Mouse gasped. "Oh no. It doesn't feel good anymore."
Alona, still blissed out nearby, waved lazily. "Hello, friend."
Morgul, seeing his opening, slapped Alona hard with a book titled Guide to Not Dying, because the universe had a sense of humour and so did whoever wrote Morgul's inventory.
Alona did not wake up.
Morgul stared at the book like it had betrayed him.
Mouse, now very much not frolicking, grabbed her axe, roared, and hit the ooze—
and the ooze split.
Mouse froze. "Oh."
Snuffles blasted one half. His imp stabbed the other. They began trying to reduce the problem rather than multiply it, which was a novel approach for them.
Meanwhile, Morgul took a running start, used his ring of jumping like an angry spring-loaded ferret, and stabbed the vampire on the wall.
Once.
Twice.
The vampire hissed, tried to retaliate, and then—when Mouse finally got in range—
Mouse jumped.
Not even a proper jump. More like: "I am tall and I choose violence."
She brought the axe up in two brutal strikes, and the vampire's head came off so cleanly it took a moment for the body to understand it was dead.
The head fell into Mouse's hands.
Mouse looked at the treasure on it with satisfaction. "I'm keeping this."
The body slid off the wall and collapsed onto the hill like a discarded coat.
For one glorious moment, it looked like they'd won.
Alona blinked, finally snapping out of her bliss with the abrupt shock of someone waking up from the best nap of their life.
She looked around at the acid scars on the painted terrain, the ooze splitting, the dead vampire, Snuffles dangling, Morgul sweating, Mouse holding a vampire head like it was a shopping basket—
and said, sincerely, "Well.
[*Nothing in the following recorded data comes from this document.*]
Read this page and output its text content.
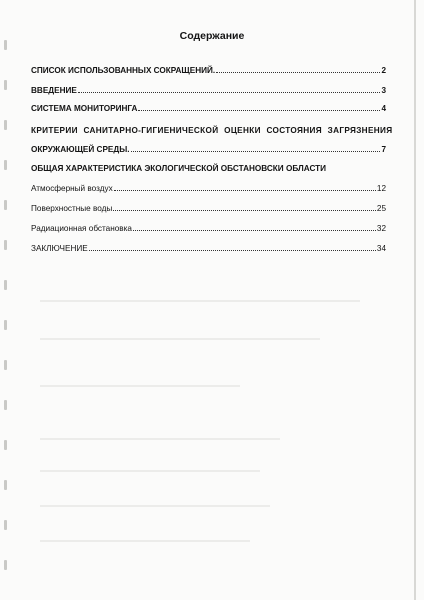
Содержание
СПИСОК ИСПОЛЬЗОВАННЫХ СОКРАЩЕНИЙ.	2
ВВЕДЕНИЕ	3
СИСТЕМА МОНИТОРИНГА	4
КРИТЕРИИ САНИТАРНО-ГИГИЕНИЧЕСКОЙ ОЦЕНКИ СОСТОЯНИЯ ЗАГРЯЗНЕНИЯ
ОКРУЖАЮЩЕЙ СРЕДЫ.	7
ОБЩАЯ ХАРАКТЕРИСТИКА ЭКОЛОГИЧЕСКОЙ ОБСТАНОВСКИ ОБЛАСТИ
Атмосферный воздух	12
Поверхностные воды	25
Радиационная обстановка	32
ЗАКЛЮЧЕНИЕ	34
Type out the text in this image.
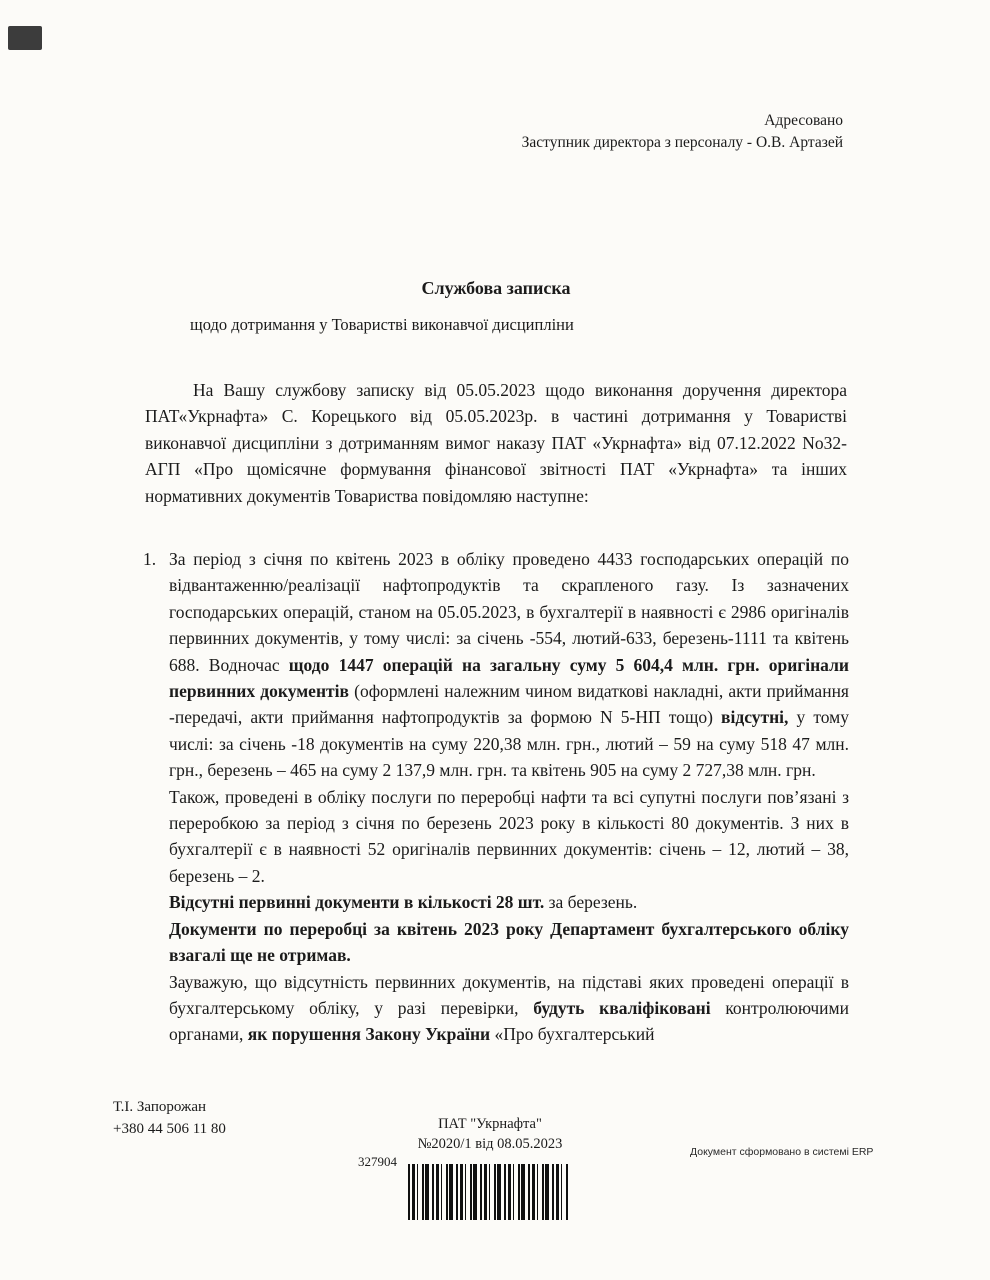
Адресовано
Заступник директора з персоналу - О.В. Артазей
Службова записка
щодо дотримання у Товаристві виконавчої дисципліни
На Вашу службову записку від 05.05.2023 щодо виконання доручення директора ПАТ«Укрнафта» С. Корецького від 05.05.2023р. в частині дотримання у Товаристві виконавчої дисципліни з дотриманням вимог наказу ПАТ «Укрнафта» від 07.12.2022 No32-АГП «Про щомісячне формування фінансової звітності ПАТ «Укрнафта» та інших нормативних документів Товариства повідомляю наступне:
1. За період з січня по квітень 2023 в обліку проведено 4433 господарських операцій по відвантаженню/реалізації нафтопродуктів та скрапленого газу. Із зазначених господарських операцій, станом на 05.05.2023, в бухгалтерії в наявності є 2986 оригіналів первинних документів, у тому числі: за січень -554, лютий-633, березень-1111 та квітень 688. Водночас щодо 1447 операцій на загальну суму 5 604,4 млн. грн. оригінали первинних документів (оформлені належним чином видаткові накладні, акти приймання -передачі, акти приймання нафтопродуктів за формою N 5-НП тощо) відсутні, у тому числі: за січень -18 документів на суму 220,38 млн. грн., лютий – 59 на суму 518 47 млн. грн., березень – 465 на суму 2 137,9 млн. грн. та квітень 905 на суму 2 727,38 млн. грн.

Також, проведені в обліку послуги по переробці нафти та всі супутні послуги пов’язані з переробкою за період з січня по березень 2023 року в кількості 80 документів. З них в бухгалтерії є в наявності 52 оригіналів первинних документів: січень – 12, лютий – 38, березень – 2.

Відсутні первинні документи в кількості 28 шт. за березень.

Документи по переробці за квітень 2023 року Департамент бухгалтерського обліку взагалі ще не отримав.

Зауважую, що відсутність первинних документів, на підставі яких проведені операції в бухгалтерському обліку, у разі перевірки, будуть кваліфіковані контролюючими органами, як порушення Закону України «Про бухгалтерський

Т.І. Запорожан
+380 44 506 11 80	ПАТ "Укрнафта"
№2020/1 від 08.05.2023
327904
Документ сформовано в системі ERP
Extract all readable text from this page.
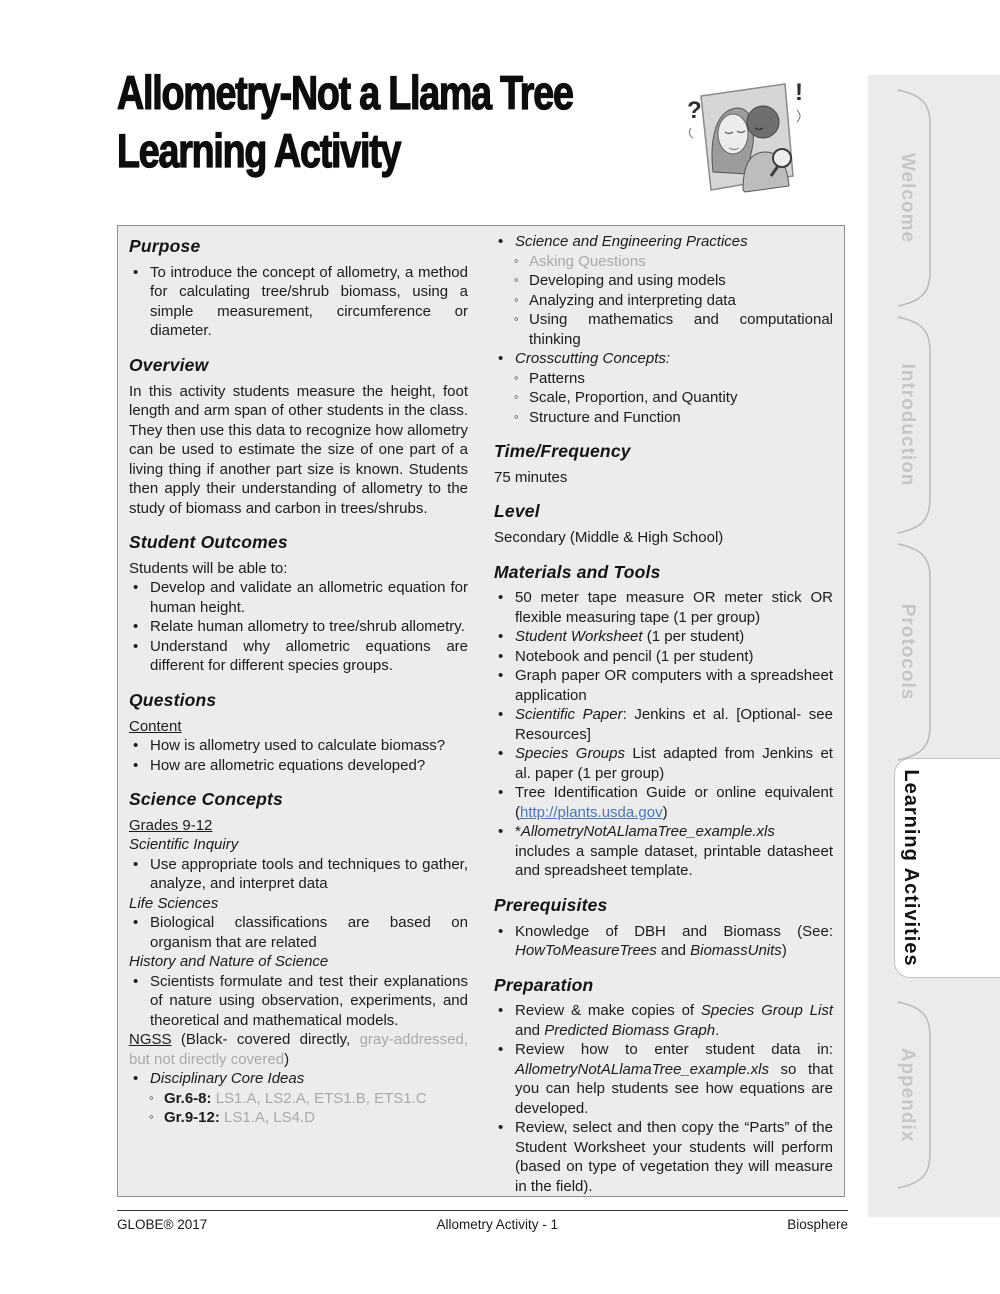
Allometry-Not a Llama Tree
Learning Activity
?
!
Welcome
Introduction
Protocols
Learning Activities
Appendix
Purpose
• To introduce the concept of allometry, a method for calculating tree/shrub biomass, using a simple measurement, circumference or diameter.
Overview
In this activity students measure the height, foot length and arm span of other students in the class. They then use this data to recognize how allometry can be used to estimate the size of one part of a living thing if another part size is known. Students then apply their understanding of allometry to the study of biomass and carbon in trees/shrubs.
Student Outcomes
Students will be able to:
• Develop and validate an allometric equation for human height.
• Relate human allometry to tree/shrub allometry.
• Understand why allometric equations are different for different species groups.
Questions
Content
• How is allometry used to calculate biomass?
• How are allometric equations developed?
Science Concepts
Grades 9-12
Scientific Inquiry
• Use appropriate tools and techniques to gather, analyze, and interpret data
Life Sciences
• Biological classifications are based on organism that are related
History and Nature of Science
• Scientists formulate and test their explanations of nature using observation, experiments, and theoretical and mathematical models.
NGSS (Black- covered directly, gray-addressed, but not directly covered)
• Disciplinary Core Ideas
◦ Gr.6-8: LS1.A, LS2.A, ETS1.B, ETS1.C
◦ Gr.9-12: LS1.A, LS4.D
• Science and Engineering Practices
◦ Asking Questions
◦ Developing and using models
◦ Analyzing and interpreting data
◦ Using mathematics and computational thinking
• Crosscutting Concepts:
◦ Patterns
◦ Scale, Proportion, and Quantity
◦ Structure and Function
Time/Frequency
75 minutes
Level
Secondary (Middle & High School)
Materials and Tools
• 50 meter tape measure OR meter stick OR flexible measuring tape (1 per group)
• Student Worksheet (1 per student)
• Notebook and pencil (1 per student)
• Graph paper OR computers with a spreadsheet application
• Scientific Paper: Jenkins et al. [Optional- see Resources]
• Species Groups List adapted from Jenkins et al. paper (1 per group)
• Tree Identification Guide or online equivalent (http://plants.usda.gov)
• *AllometryNotALlamaTree_example.xls includes a sample dataset, printable datasheet and spreadsheet template.
Prerequisites
• Knowledge of DBH and Biomass (See: HowToMeasureTrees and BiomassUnits)
Preparation
• Review & make copies of Species Group List and Predicted Biomass Graph.
• Review how to enter student data in: AllometryNotALlamaTree_example.xls so that you can help students see how equations are developed.
• Review, select and then copy the “Parts” of the Student Worksheet your students will perform (based on type of vegetation they will measure in the field).
GLOBE® 2017	Allometry Activity - 1	Biosphere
That grass smelled great."
"Welcome back," Morgul said through his teeth. "Now fix this."
Alona sighed, raised her holy symbol, and unleashed spirit guardians that tore into the ooze like judgement made manifest. The remaining slime melted, hissed, and died messily.
Silence returned.
Everyone stood there, panting.
Covered in acid.
Holding a vampire's severed head.
Standing on a magical hill that had repeatedly tried to yeet them into themed suffering.
And then Mouse looked up at the chute they'd come through—the silver light still spilling down—and said:
"So… we've killed everything. Great. Love that for us."
Snuffles wiped his face. "We still can't climb back up the slide."
Morgul looked at the broken glass above. "We also still have a porter upstairs whose arm is in a wall."
Alona stared at them, then at the diorama floor, then at the two doors—one barred, one not.
She exhaled.
"Right," she said. "Guess we pick a door."
And somewhere in the diorama room quiet, patient, unseen something clicked, as if the temple had been waiting for them to feel relief first.
Mouse froze mid-step.
"…Did you hear that?"
Alona blinked. "Hear what?"
Morgul swallowed. "Don't say click."
Snuffles, very softly, said: "That was a click."
And the silver light in the room flickered just once, like the dungeon was blinking.